Grosse panade en perspective
Toute seule dans mon petit fauteuil de gameuse, j’étais en train de décortiquer la prog conséquente du MaMA Convention 2024 lorsque je suis tombée sur ce titre dont je conserve volontairement l’écriture en capitales. Et pour cause : ces majuscules sont à l’image de ma réaction. Estomaquée. « Putain, ils ont osé !!!! ENFIN !!!!! » Dans un monde lissé jusqu’à la déprime où plus personne n’ose ouvrir sa gueule, les programmateurs du MaMA ont inscrit à l’affiche d’une convention dite professionnelle une conférence sur un sujet que personne ne veut trop aborder.
Par trouille ? Par opportunisme ? Pour éviter de perdre des subventions déjà raréfiées comme pluie dans le Sahel ? Un peu de tout ça, en témoignent des intervenants qui se sont retrouvés confrontés au RN, notamment lorsque ce parti accède à la gestion de villes après des élections municipales. La vie associative est déjà compliquée, le travail des créateurs de tous poils complexifié par la crise.

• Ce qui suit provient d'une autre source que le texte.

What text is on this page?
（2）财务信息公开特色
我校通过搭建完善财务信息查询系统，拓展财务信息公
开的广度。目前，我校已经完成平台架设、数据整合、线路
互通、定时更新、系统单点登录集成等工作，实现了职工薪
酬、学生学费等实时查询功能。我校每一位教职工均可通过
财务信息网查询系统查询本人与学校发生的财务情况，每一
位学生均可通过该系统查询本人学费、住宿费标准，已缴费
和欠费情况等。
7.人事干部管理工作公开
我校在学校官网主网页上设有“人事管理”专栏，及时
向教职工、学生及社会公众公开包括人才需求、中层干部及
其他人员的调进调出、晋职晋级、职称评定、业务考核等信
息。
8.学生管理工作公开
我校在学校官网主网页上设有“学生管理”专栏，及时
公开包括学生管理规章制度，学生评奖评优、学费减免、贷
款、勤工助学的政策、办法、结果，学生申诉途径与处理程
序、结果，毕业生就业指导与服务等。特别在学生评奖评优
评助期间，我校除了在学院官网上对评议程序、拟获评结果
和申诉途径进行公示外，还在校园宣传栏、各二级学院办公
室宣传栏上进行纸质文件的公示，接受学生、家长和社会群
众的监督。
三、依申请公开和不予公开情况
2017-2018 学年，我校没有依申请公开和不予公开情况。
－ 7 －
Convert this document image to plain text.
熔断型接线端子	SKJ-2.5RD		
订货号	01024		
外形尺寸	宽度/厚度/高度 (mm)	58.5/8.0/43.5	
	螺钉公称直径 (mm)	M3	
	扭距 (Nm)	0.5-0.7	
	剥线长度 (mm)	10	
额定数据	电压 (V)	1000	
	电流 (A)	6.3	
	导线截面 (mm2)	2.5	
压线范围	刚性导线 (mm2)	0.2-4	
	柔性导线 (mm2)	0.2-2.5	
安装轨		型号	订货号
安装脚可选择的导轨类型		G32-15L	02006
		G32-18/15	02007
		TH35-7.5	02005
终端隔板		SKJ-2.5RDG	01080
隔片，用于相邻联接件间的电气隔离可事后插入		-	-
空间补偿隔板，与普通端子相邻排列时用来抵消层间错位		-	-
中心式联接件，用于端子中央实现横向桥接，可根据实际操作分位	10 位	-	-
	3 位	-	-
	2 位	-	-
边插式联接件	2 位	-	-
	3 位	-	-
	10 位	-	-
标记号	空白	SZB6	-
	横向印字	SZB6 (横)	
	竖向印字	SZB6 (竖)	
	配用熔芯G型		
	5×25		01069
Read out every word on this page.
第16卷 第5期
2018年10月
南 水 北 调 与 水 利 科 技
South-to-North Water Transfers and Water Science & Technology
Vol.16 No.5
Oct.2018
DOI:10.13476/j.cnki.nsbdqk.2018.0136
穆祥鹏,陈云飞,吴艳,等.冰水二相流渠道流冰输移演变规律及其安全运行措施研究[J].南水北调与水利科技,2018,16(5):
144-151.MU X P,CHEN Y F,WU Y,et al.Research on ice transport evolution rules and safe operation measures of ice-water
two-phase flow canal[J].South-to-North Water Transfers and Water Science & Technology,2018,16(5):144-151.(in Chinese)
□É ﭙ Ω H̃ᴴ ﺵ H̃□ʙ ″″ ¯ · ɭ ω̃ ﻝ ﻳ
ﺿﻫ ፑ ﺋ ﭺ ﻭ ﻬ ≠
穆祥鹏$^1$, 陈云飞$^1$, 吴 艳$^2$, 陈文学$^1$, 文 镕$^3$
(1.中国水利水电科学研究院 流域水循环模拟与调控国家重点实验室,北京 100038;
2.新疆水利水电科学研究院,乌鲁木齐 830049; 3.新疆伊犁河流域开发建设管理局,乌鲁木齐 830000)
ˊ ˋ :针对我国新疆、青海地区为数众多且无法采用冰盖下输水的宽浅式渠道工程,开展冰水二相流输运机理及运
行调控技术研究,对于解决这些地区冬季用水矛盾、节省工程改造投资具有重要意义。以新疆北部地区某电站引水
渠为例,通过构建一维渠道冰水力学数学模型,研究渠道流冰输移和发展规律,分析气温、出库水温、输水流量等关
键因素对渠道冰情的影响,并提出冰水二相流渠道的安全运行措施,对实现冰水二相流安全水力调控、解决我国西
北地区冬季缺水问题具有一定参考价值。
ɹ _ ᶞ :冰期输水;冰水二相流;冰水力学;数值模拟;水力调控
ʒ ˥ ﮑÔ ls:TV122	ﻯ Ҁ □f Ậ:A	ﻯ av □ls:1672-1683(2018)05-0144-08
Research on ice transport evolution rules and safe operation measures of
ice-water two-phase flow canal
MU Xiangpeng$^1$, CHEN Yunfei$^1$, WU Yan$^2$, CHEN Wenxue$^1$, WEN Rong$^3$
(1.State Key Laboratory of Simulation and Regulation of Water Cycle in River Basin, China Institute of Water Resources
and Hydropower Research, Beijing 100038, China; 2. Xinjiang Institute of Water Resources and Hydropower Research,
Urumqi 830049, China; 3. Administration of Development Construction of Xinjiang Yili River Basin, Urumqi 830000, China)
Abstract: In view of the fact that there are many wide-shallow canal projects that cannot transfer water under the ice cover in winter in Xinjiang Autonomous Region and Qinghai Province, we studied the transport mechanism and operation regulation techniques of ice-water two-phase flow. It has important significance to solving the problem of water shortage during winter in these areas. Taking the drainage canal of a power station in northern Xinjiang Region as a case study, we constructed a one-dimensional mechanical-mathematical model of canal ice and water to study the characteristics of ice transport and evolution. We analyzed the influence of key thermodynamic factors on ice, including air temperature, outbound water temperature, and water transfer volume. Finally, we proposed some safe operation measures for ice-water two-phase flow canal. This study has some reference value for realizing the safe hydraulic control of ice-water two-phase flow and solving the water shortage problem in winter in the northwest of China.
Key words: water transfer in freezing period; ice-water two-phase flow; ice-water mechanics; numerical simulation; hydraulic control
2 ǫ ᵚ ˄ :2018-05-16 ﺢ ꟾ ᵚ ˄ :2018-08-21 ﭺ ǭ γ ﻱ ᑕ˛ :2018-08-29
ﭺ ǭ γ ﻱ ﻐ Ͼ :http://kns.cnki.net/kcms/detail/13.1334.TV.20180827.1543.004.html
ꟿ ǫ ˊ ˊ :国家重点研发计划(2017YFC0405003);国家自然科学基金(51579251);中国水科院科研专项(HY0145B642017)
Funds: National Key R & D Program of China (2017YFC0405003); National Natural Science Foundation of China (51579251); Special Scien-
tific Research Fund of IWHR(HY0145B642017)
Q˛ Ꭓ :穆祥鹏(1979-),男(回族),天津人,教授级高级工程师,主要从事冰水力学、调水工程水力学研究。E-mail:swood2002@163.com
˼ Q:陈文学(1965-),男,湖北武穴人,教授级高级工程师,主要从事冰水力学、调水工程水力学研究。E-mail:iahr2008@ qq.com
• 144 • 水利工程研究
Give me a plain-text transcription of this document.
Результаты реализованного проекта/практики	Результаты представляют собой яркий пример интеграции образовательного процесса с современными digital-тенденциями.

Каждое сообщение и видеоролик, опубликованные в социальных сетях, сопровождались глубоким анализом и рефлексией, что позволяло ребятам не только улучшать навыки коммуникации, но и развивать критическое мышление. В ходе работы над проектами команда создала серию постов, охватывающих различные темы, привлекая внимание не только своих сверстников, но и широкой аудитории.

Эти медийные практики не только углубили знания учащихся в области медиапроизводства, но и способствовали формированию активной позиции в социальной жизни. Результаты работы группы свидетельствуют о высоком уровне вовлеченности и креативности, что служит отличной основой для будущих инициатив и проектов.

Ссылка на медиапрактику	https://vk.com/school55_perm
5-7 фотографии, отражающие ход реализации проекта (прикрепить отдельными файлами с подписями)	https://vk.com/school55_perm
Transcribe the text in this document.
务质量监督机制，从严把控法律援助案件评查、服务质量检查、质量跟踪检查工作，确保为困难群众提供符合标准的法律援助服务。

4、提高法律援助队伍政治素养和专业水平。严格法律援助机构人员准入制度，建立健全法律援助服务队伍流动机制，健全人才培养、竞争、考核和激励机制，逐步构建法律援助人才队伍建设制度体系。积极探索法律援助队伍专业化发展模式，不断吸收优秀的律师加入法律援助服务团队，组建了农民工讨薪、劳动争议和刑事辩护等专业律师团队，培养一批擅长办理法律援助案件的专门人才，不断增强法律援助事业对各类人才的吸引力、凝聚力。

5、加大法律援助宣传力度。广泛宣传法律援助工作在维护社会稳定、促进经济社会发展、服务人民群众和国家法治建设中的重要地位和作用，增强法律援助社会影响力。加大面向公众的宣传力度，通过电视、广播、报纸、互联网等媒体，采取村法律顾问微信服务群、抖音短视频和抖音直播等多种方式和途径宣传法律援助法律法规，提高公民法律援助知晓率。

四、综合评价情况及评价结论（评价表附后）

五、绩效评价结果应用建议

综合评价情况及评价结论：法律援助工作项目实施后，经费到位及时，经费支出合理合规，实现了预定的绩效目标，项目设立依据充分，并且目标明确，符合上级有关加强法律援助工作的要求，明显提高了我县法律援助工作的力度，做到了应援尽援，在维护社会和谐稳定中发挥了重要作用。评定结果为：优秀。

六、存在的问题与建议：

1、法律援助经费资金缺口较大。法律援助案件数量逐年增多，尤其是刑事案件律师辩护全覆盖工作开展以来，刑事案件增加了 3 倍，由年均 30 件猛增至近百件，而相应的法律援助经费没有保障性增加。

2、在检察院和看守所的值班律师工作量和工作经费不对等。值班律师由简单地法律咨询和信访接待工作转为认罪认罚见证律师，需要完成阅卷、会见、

Mais quand en prime, on se coltine une équipe municipale à tendance extrême-droite, là c’est la grosse, grosse panade. Marine Tondelier en a parlé dans son ouvrage Nouvelles du Front (à lire de toute urgence, par contre vous risquez d’en sortir pas bien du tout, je vous préviens) ; la plupart des personnes qui prennent la parole au MaMA surenchérissent.
Diversité en péril
Et démontent la technique de noyautage parfaitement huilée du RN pour démolir le paysage culturel français, musiques actuelles en tête. La diversité en prend un sacré coup, la promotion des jeunes talents également, de certains styles de musique aussi. La stratégie est rodée, beaucoup moins conflictuelle qu’avant. Aujourd’hui, il s’agit d’avancer masqué, tout sourire, en mode friendly, « nous venons en paix, amis terriens ». Et une fois qu’on est bien installé, on dégomme méthodiquement : déprogrammations d’artistes jugés indésirables, regard sur les collections des bibliothèques, destruction d’oeuvres d’art… l’exposé est féroce et flippant à la fois. Clairement, l’objectif est de dézinguer la diversité culturelle, d’éteindre l’ouverture au monde, de rayer de la carte tout ce qui l’est pas de bonne souche française, Madame !!!!!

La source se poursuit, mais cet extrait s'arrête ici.